Strewn across the evergreen-studded slopes of the Black Hills are the crumbling remains of gold mining activity—mills, shafts, dredges, sluices, flumes, cyanide pits, assay houses and even a few schools and saloons. In Mystic, on a gravel road 12 miles north of Hill City, such ruins belie what was once a burgeoning town with cutting-edge mining technology.
In 1874 George Armstrong Custer’s 1,000-man Black Hills Expedition explored the valley that would hold Mystic, naming the stream there Castle Creek. In the summer of 1875, at the behest of the U.S. government, geologists Walter Jenney and Henry Newton led a party into the hills and found gold on Castle Creek. The resulting rush gave rise to a camp along the creek called Sitting Bull. In 1879 the population of Sitting Bull was 100, though interest soon shifted to richer finds farther north at Lead and Deadwood.
Placer mining kept the camp in business and, in 1889, prompted the construction of a station for the newly built Chicago, Burlington & Quincy Railroad, the first line into the Black Hills. Railroad officials renamed the growing town Mystic, likely after Mystic, Conn.
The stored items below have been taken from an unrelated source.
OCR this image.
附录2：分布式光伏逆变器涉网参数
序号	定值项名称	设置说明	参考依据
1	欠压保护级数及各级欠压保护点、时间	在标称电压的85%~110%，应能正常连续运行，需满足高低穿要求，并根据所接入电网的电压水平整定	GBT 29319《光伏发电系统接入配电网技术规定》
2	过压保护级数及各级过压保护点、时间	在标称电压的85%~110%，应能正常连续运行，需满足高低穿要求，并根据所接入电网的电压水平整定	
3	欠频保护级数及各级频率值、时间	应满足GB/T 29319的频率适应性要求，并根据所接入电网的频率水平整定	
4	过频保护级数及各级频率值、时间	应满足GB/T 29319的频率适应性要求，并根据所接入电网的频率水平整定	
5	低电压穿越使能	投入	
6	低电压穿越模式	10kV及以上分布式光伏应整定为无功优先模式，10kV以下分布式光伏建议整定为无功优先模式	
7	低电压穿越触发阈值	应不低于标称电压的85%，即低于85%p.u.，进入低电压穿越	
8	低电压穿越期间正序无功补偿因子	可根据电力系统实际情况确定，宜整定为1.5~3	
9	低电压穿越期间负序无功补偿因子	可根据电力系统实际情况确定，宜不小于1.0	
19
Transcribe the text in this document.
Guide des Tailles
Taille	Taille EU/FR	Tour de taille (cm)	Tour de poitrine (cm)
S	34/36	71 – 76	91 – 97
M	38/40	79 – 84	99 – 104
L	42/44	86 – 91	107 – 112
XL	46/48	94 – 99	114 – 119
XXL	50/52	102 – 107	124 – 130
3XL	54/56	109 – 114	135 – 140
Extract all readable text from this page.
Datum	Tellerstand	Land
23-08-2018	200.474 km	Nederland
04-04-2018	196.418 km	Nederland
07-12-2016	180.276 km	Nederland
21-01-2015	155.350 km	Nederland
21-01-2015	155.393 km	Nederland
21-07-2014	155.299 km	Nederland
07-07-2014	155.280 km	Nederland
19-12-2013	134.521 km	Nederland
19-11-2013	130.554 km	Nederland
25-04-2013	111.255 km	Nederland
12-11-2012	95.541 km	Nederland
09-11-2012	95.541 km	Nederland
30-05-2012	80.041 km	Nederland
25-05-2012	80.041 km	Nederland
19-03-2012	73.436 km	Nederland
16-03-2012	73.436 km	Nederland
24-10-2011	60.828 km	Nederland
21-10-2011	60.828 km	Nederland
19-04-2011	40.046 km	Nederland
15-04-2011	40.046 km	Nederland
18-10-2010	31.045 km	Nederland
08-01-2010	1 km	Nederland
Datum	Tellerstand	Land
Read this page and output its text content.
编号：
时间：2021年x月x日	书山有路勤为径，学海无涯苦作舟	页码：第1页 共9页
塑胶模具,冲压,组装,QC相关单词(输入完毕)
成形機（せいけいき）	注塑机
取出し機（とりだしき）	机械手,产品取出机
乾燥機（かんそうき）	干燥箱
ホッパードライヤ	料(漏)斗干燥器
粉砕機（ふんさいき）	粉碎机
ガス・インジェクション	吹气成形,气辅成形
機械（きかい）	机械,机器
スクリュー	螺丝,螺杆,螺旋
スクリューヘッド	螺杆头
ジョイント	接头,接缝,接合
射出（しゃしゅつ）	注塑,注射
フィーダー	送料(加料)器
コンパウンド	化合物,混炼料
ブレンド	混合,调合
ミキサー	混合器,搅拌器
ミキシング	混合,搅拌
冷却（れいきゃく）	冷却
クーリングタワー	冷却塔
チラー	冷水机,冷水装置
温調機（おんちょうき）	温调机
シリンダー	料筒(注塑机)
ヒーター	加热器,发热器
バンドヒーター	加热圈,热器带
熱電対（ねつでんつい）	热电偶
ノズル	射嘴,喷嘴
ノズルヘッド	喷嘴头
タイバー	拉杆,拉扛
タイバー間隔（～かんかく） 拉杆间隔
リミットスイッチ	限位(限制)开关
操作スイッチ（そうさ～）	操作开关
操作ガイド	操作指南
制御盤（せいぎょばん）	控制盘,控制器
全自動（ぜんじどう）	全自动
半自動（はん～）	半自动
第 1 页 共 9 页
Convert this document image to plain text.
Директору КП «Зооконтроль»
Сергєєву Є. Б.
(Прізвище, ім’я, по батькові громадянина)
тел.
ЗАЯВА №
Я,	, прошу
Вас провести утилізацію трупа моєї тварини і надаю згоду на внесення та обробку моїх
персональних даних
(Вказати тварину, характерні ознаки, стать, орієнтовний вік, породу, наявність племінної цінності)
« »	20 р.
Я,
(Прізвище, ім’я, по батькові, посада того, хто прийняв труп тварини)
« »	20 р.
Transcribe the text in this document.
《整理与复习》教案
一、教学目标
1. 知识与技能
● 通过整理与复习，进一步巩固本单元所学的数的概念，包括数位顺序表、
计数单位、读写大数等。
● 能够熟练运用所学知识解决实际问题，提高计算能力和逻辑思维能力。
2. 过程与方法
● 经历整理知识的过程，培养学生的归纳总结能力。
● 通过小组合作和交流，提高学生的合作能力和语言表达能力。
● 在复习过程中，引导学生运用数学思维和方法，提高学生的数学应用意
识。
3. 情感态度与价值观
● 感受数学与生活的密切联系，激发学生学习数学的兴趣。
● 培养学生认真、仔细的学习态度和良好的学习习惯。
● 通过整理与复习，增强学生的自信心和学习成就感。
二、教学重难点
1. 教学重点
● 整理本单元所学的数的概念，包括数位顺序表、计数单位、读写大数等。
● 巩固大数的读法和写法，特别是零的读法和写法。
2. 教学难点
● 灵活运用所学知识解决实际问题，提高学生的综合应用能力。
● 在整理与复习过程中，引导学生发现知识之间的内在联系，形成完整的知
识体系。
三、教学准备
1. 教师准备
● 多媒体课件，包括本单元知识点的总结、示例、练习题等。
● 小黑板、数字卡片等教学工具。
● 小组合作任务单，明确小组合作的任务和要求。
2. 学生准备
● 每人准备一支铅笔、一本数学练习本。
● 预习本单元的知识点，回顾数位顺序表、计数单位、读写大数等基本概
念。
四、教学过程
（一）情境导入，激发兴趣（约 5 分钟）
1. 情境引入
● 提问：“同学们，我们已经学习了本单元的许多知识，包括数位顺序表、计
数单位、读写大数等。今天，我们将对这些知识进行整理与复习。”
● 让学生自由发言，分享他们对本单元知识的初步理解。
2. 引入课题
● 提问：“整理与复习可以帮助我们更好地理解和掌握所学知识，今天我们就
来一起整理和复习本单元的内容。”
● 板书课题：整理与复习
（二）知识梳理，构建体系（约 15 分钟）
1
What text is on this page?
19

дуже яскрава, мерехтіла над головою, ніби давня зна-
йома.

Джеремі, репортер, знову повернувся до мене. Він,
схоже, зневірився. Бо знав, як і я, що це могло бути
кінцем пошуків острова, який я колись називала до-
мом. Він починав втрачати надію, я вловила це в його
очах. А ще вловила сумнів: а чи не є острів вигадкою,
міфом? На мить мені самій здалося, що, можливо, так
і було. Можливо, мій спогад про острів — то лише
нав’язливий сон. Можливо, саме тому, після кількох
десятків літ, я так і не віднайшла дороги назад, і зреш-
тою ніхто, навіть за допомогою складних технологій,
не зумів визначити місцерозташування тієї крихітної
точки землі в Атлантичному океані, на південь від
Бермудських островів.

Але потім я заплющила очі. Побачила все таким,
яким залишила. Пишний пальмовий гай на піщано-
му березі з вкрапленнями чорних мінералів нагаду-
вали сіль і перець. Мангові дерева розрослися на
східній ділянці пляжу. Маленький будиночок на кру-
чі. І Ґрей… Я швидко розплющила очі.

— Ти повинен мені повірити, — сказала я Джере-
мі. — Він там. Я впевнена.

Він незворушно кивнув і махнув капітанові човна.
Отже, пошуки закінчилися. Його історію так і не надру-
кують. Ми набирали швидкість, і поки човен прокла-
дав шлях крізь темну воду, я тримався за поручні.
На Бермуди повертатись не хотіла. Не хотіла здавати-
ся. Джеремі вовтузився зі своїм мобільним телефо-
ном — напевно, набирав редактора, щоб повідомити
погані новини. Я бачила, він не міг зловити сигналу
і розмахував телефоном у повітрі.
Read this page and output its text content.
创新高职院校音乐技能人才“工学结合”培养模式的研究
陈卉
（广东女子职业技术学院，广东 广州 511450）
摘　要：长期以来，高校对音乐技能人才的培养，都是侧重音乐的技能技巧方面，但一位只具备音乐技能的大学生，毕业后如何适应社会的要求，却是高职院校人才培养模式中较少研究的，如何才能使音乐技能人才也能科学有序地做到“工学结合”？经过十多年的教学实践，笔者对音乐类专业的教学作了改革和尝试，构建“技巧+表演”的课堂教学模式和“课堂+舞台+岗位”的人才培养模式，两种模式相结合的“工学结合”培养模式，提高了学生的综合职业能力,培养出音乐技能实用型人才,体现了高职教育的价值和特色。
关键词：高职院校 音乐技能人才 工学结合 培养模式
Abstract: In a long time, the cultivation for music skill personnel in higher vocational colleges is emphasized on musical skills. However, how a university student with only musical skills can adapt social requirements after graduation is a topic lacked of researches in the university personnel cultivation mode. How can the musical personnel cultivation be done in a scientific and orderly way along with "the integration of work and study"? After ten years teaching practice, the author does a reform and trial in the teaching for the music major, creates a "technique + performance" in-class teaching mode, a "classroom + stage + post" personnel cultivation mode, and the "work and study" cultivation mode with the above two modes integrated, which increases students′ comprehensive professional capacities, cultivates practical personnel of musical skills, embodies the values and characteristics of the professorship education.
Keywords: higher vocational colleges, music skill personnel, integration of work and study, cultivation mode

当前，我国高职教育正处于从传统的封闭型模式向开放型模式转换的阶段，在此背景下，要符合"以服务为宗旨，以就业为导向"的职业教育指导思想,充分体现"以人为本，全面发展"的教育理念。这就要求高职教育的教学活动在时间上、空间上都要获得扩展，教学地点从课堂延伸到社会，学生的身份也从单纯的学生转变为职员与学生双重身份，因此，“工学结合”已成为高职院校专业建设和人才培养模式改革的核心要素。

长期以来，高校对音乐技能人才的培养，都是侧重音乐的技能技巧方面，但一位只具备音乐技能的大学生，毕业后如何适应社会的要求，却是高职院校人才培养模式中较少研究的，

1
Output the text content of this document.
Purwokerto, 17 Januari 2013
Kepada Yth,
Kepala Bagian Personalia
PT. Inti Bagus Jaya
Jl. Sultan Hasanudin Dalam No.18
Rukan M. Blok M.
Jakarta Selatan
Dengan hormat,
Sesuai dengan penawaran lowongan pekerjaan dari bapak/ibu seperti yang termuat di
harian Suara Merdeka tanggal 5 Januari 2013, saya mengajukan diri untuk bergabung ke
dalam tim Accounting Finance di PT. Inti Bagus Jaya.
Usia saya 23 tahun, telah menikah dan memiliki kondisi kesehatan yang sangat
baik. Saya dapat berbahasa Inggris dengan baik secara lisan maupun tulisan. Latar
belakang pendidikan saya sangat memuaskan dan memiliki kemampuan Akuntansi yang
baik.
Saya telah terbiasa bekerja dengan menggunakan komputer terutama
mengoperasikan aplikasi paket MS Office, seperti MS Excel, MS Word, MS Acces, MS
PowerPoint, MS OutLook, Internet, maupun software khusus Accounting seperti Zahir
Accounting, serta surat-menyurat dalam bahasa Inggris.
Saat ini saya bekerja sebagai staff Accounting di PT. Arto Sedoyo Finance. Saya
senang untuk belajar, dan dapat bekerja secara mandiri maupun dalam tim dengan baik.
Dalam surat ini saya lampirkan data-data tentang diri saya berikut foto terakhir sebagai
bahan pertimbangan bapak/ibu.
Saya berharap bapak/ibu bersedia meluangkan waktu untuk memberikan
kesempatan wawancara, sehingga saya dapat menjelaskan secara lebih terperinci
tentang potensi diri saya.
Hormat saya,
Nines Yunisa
The arrival of the railroad spurred further mining activity. One early mine ran a simple 10-stamp mill from 1895 to 1902, but Mystic also attracted experimental operations. In 1900 Chicago investors poured $1 million into the Mystic Reduction Mill, an imposing four-story structure built astride the tracks that utilized a state-of-the-art electro-cyanide process. The process used electrolysis to extract precious metal from ore (a version remains in use today). But the Mystic plant was a bust—the crushed ore would not suspend in solution, instead settling and solidifying in the tanks. The mill was demolished in 1913.
By 1909 Mystic also boasted the first electric placer-mining dredge in the Black Hills. Its 78 buckets continually dug up the gravel creek bed and conveyed it to revolving screens. The dredge could move 55,000 yards of earth per month. But it, too, proved a costly flash in the pan, operating only a few months before its owners dismantled it and shipped it to Oregon.
In 1906 Mystic became a two-railroad town when the Dakota, Wyoming & Missouri laid its tracks through the valley. Better known as the Crouch Line, the 34-mile route from Rapid City to Mystic traveled a hair-raising grade, making 14 complete circles and crossing 100 bridges over Rapid Creek. The Crouch Line connected the smelters in Rapid City to the Black Hills mining districts and Wyoming coalfields. A 1907 flood washed out all but five of the bridges, but the Crouch Line managed to bounce back.
In 1918 entrepreneurs built a sawmill on the foundations of the Mystic Reduction Mill, and the following year George Frink—whose German immigrant father, William, had worked as a baker before investing in the mines—purchased the mill. He operated the sawmill almost continuously until 1952, becoming, with the railroad, Mystic’s chief economic pillar. Frink also served as postmaster for 25 years.
In the 1920s tourism from the railroad and improved roadways further buoyed the local economy, and President Calvin Coolidge even visited Mystic in 1927. Religion came to town in 1930 with the raising of the McCahan Memorial Chapel, built with wood from the Frink sawmill.
The Depression-era money shortage forced Frink to barter his lumber for more marketable goods in order to pay his men. Frink improvised to keep profitable, hiring trucks to ship his lumber over the new graded roads instead of using the railroad. The Frink sawmill survived a flood in 1920 only to be destroyed by a fire in 1936. Frink soon rebuilt it.
Mystic weathered the Great Depression but went into a steady decline after World War II with the closure of the Crouch Line in 1947 and the Frink sawmill in 1952. Constant flooding and the dwindling of timber and coal spelled the end for the Crouch Line.The last Chicago, Burlington & Quincy freight train went through Mystic in 1983, before its tracks also vanished.
Mystic, named to the National Register of Historic Places in 1986, sits on Black Hills National Forest land, just off graded Forest Service Road 231. It also marks bicycle Trailhead No. 7 on the 109-mile George S. Mickelson Trail.